Geographical Terms of Western Europe
Although Europe is technically its own continent, if you look closely at a map of Europe, you will notice there is no clear delineation between the continent of Europe and Asia. In fact, Europe is, essentially, the western peninsula of the Eurasian landmass. As we have learned, a peninsula is a landmass surrounded on three sides by water. There are many peninsulas that are part of Europe.
Many would say that the continent of Europe is actually a collection of peninsulas. Look closely. How many peninsulas do you see? The countries of Portugal and Spain make up what is known as the Iberian Peninsula; Norway and Sweden are part of the Scandinavian Peninsula. Even the country of Spain itself has its own peninsula —Cape Finisterre—believed to be the westernmost point of Spain, is also a peninsula.
The continent of Europe rests on a continental shelf that it shares with Asia. As in many parts of the world, glaciations have had a marked impact on the region. In the Netherlands, for example, glaciations created numerous small lakes which gradually filled with humus to make marshes. Some of these were later drained to make mucklands, which are primarily used for high value crops such as vegetables due to the richness of the soil. The potential loss of glaciations in the Alps is a considerable concern for all of Europe due to the fact that glaciers provide fresh drinking water, they are a source of hydro power, and are also visited annually by tourists looking for adventures in skiing and snowboarding.

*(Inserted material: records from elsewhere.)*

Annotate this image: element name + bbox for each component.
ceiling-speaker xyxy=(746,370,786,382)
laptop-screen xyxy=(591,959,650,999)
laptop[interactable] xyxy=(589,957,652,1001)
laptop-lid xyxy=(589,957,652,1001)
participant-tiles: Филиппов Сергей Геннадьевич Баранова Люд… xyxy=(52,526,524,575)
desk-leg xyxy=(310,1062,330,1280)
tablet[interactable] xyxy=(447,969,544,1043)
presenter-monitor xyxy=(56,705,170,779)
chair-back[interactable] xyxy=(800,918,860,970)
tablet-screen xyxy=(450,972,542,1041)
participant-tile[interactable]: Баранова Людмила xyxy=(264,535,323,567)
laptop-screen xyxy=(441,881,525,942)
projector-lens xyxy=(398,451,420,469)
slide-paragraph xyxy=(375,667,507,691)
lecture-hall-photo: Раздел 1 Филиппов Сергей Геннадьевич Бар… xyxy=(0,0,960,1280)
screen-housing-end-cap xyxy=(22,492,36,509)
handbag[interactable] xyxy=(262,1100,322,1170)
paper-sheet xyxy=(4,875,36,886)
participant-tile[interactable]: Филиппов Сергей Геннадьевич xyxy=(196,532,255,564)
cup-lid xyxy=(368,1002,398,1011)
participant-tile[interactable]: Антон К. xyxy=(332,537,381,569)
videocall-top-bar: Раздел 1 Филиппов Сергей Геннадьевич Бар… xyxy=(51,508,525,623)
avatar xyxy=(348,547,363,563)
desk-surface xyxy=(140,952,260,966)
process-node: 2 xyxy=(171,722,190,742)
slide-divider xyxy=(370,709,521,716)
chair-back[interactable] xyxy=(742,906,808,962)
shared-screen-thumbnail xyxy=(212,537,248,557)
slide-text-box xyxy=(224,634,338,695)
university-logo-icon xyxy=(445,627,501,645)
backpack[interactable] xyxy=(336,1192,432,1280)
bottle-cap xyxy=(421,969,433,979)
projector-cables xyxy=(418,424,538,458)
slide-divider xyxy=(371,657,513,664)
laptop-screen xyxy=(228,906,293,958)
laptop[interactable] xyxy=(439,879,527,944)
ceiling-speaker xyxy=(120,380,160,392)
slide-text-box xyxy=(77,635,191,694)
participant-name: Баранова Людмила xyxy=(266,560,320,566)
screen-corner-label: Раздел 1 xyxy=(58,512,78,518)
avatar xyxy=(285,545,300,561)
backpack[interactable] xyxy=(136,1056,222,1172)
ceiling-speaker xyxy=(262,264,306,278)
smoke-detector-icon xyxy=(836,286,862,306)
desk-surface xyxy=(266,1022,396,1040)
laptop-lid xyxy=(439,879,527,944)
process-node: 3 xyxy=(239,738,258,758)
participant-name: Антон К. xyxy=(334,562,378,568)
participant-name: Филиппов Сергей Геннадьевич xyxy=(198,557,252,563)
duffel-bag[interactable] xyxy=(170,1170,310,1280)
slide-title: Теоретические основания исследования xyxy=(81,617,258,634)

Linked to this glacial presence, the region of Western Europe is also known for its abundance of loess sediments. Thick loess deposits generally formed over time in areas bordering large, continental glaciers. Loess is a geologic term that refers to deposits of silt left behind by receding glaciers. Loess sediments are some of the most fertile soils there are. Although loess soils and sediments cover about 1/10 of the Earth, approximately 1/5 of Europe contains loess.